Gazeteci dediğin, uçak fotoğraflarına bakınca zaten apaçık görüldüğü üzere, her şeyi soramaz. Hatta “sor” denileni bile ancak yeri ve zamanı gelince sorar.
İkinci kez okuyacaklardan özür dilerim ama yazmadan edemeyeceğim!
Yıllar önce.. Erdoğan Bulgaristan Başbakanını ağırlıyor. Genellikle olduğu gibi iki isim daha sonra gazetecilerin karşısına geçiyor. Sorular, hamaset yüklü yanıtlar.. Derken, ya Anadolu Ajansı ya da TRT muhabiri Erdoğan’a bir soru yöneltiyor. Ama Erdoğan gülmeye başlayıp, “o soru bana değil değerli konuğuma sorulacaktı, sen yanlış anlamışsın” diyor.

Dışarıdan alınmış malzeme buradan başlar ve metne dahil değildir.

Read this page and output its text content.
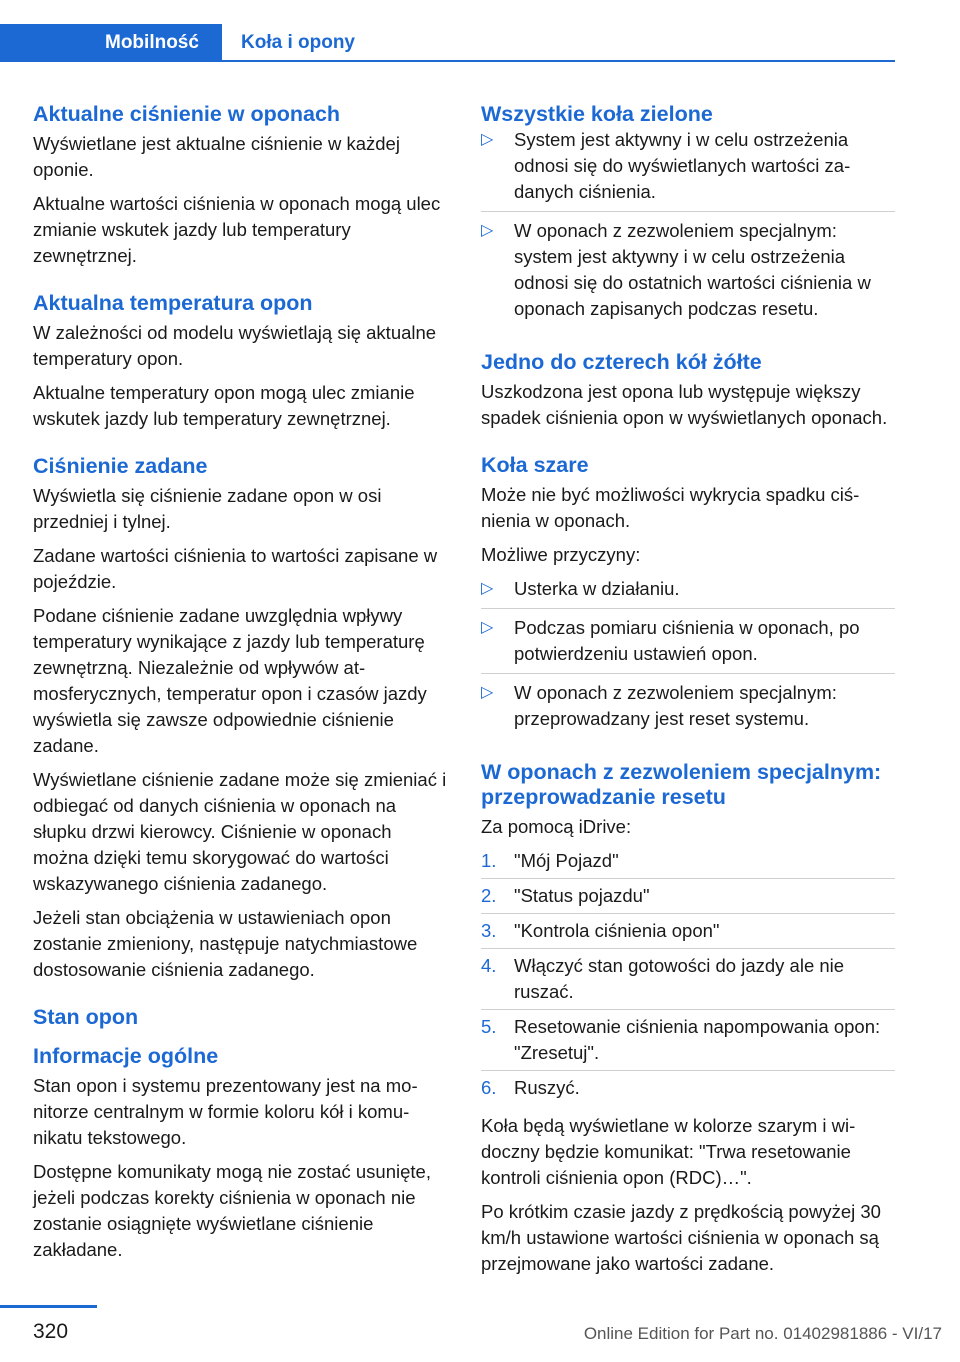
Mobilność	Koła i opony
Aktualne ciśnienie w oponach

Wyświetlane jest aktualne ciśnienie w każdej oponie.

Aktualne wartości ciśnienia w oponach mogą ulec zmianie wskutek jazdy lub temperatury zewnętrznej.

Aktualna temperatura opon

W zależności od modelu wyświetlają się aktualne temperatury opon.

Aktualne temperatury opon mogą ulec zmianie wskutek jazdy lub temperatury zewnętrznej.

Ciśnienie zadane

Wyświetla się ciśnienie zadane opon w osi przedniej i tylnej.

Zadane wartości ciśnienia to wartości zapisane w pojeździe.

Podane ciśnienie zadane uwzględnia wpływy temperatury wynikające z jazdy lub temperaturę zewnętrzną. Niezależnie od wpływów atmosferycznych, temperatur opon i czasów jazdy wyświetla się zawsze odpowiednie ciśnienie zadane.

Wyświetlane ciśnienie zadane może się zmieniać i odbiegać od danych ciśnienia w oponach na słupku drzwi kierowcy. Ciśnienie w oponach można dzięki temu skorygować do wartości wskazywanego ciśnienia zadanego.

Jeżeli stan obciążenia w ustawieniach opon zostanie zmieniony, następuje natychmiastowe dostosowanie ciśnienia zadanego.

Stan opon
Informacje ogólne

Stan opon i systemu prezentowany jest na monitorze centralnym w formie koloru kół i komunikatu tekstowego.

Dostępne komunikaty mogą nie zostać usunięte, jeżeli podczas korekty ciśnienia w oponach nie zostanie osiągnięte wyświetlane ciśnienie zakładane.

Wszystkie koła zielone
▷ System jest aktywny i w celu ostrzeżenia odnosi się do wyświetlanych wartości zadanych ciśnienia.
▷ W oponach z zezwoleniem specjalnym: system jest aktywny i w celu ostrzeżenia odnosi się do ostatnich wartości ciśnienia w oponach zapisanych podczas resetu.
Jedno do czterech kół żółte

Uszkodzona jest opona lub występuje większy spadek ciśnienia opon w wyświetlanych oponach.

Koła szare

Może nie być możliwości wykrycia spadku ciśnienia w oponach.

Możliwe przyczyny:

▷ Usterka w działaniu.
▷ Podczas pomiaru ciśnienia w oponach, po potwierdzeniu ustawień opon.
▷ W oponach z zezwoleniem specjalnym: przeprowadzany jest reset systemu.
W oponach z zezwoleniem specjalnym: przeprowadzanie resetu

Za pomocą iDrive:

1. "Mój Pojazd"
2. "Status pojazdu"
3. "Kontrola ciśnienia opon"
4. Włączyć stan gotowości do jazdy ale nie ruszać.
5. Resetowanie ciśnienia napompowania opon: "Zresetuj".
6. Ruszyć.

Koła będą wyświetlane w kolorze szarym i widoczny będzie komunikat: "Trwa resetowanie kontroli ciśnienia opon (RDC)…".

Po krótkim czasie jazdy z prędkością powyżej 30 km/h ustawione wartości ciśnienia w oponach są przejmowane jako wartości zadane.

320	Online Edition for Part no. 01402981886 - VI/17
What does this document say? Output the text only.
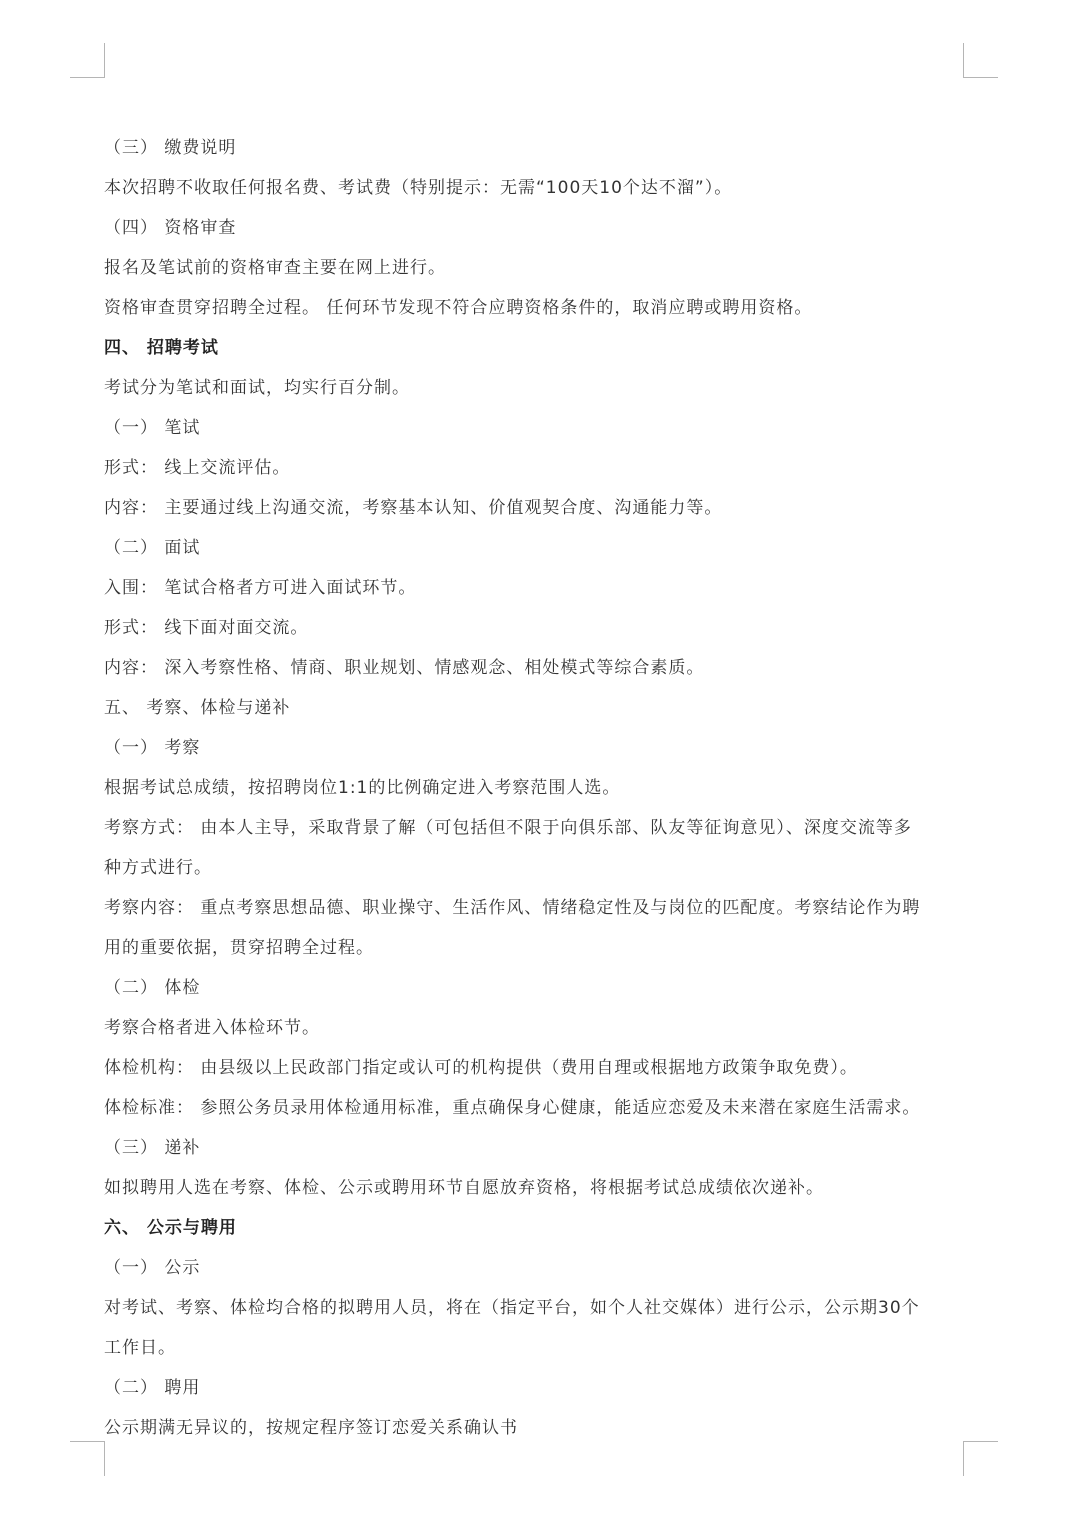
（三） 缴费说明
本次招聘不收取任何报名费、考试费（特别提示：无需“100天10个达不溜”）。
（四） 资格审查
报名及笔试前的资格审查主要在网上进行。
资格审查贯穿招聘全过程。 任何环节发现不符合应聘资格条件的，取消应聘或聘用资格。
四、 招聘考试
考试分为笔试和面试，均实行百分制。
（一） 笔试
形式： 线上交流评估。
内容： 主要通过线上沟通交流，考察基本认知、价值观契合度、沟通能力等。
（二） 面试
入围： 笔试合格者方可进入面试环节。
形式： 线下面对面交流。
内容： 深入考察性格、情商、职业规划、情感观念、相处模式等综合素质。
五、 考察、体检与递补
（一） 考察
根据考试总成绩，按招聘岗位1:1的比例确定进入考察范围人选。
考察方式： 由本人主导，采取背景了解（可包括但不限于向俱乐部、队友等征询意见）、深度交流等多
种方式进行。
考察内容： 重点考察思想品德、职业操守、生活作风、情绪稳定性及与岗位的匹配度。考察结论作为聘
用的重要依据，贯穿招聘全过程。
（二） 体检
考察合格者进入体检环节。
体检机构： 由县级以上民政部门指定或认可的机构提供（费用自理或根据地方政策争取免费）。
体检标准： 参照公务员录用体检通用标准，重点确保身心健康，能适应恋爱及未来潜在家庭生活需求。
（三） 递补
如拟聘用人选在考察、体检、公示或聘用环节自愿放弃资格，将根据考试总成绩依次递补。
六、 公示与聘用
（一） 公示
对考试、考察、体检均合格的拟聘用人员，将在（指定平台，如个人社交媒体）进行公示，公示期30个
工作日。
（二） 聘用
公示期满无异议的，按规定程序签订恋爱关系确认书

İşin cılkı bu kadar mı çıkar!!!
Çıkar! Çıktı da!
*. *. *
90’ların başında benim de yolum Meclis’e düşmüştü. Bir baktım ki
İktidar partisi kulisinde, Demirel hükümetinin içişleri bakanı İsmet Sezgin etrafına toplanan gazetecilerin sorularını yanıtlıyor. Bir ara ben de soru sormak fırsatını buldum: “Güneydoğu’da devlet teröründen söz ediliyor, ne diyeceksiniz?”
İsmet Sezgin gayet rahat bir ifadeyle yanıt verdi:
“Arkadaşlar, aranızda PKK’ya sempati duyanlar olabilir. Ancak devlet terörü iddiasının doğru olmadığını kesinlikle söyleyebilirim..”
Ben PKK sempatizanı değildim. Ama gazeteciydim. Ve daha sonra bazı vahim örneklerle de açığa çıkacağı gibi devlet adına ağır suçlar işlendiğini duyuyordum. Bunu sormak da görevimin bir parçasıydı. Mumla arayacağımızı tahmin etmediğim bir iktidar devrinde konu da bundan öteye gitmemişti.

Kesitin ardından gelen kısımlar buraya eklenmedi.